The stunning stats behind India’s win over Pakistan
Jasprit Bumrah was named Player of the Match for his game-defining efforts with the ball, which saw him take 2/19 in seven overs, before Rohit Sharma and Shreyas Iyer hit half centuries to steer their team home with 19.3 overs remaining.
Let's take a look at some of the more intriguing stats and facts to come out of the heavyweight clash in Ahmedabad:
Thehead-to-head record between India and Pakistan at ICC Men’s Cricket World Cups is remarkably one-sided. This was the eighth meeting between the two at the tournament, and India have won all eight.

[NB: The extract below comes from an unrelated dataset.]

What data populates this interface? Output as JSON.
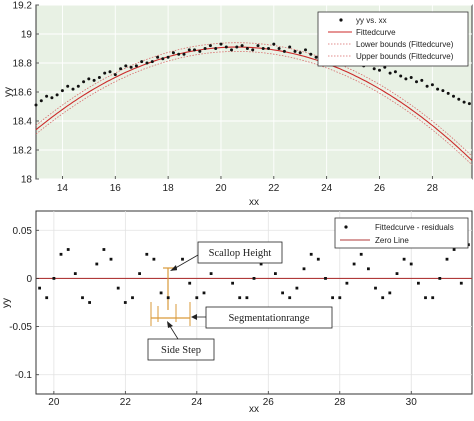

There is only one other team to have as dominant record in the history of the tournament, and that is Pakistan themselves against Sri Lanka.
India have now failed to win just four of their last 29 Cricket World Cup games, a better record than any other nation. The next challenge will be to continue that record through the semi-final stage, where two of those defeats have come – against Australia in 2015 and New Zealand in 2019.
Pakistan’s collapse saw eight wickets fall for just 36 runs – the nation’s worst such collapse at a World Cup and their third worst ever in One Day Internationals. The only silver lining for Pakistan is that their previous worst World Cup collapse of seven or more wickets came against England at the 1992 tournament, which Pakistan then went on to win.
Pakistan’s collapse is all the more disappointing given how well they had negotiated India’s opening bowlers. The single wicket to fall in the first powerplay was India’s 43rd ODI wicket inside the first ten overs of this calendar year, the most of any full-member side.
Rohit Sharma’s brilliant ODI record speaks for itself, and the India captain’s bludgeoning knock saw him smash another six sixes. Rohit had already become the player with the most across-format sixes in international cricket earlier in this tournament, and his effort in this game took his ODI tally to 302 sixes – behind just Shahid Afridi and Chris Gayle in the format.
Only Gayle has hit more maximums at white-ball World Cups, with Rohit’s latest efforts taking him above AB de Villiers in that particular area.
Babar Azam's half-century in the first innings is his first ODI fifty in matches against India. This was Babar's eighth ODI against India in his career, but the first on Indian soil.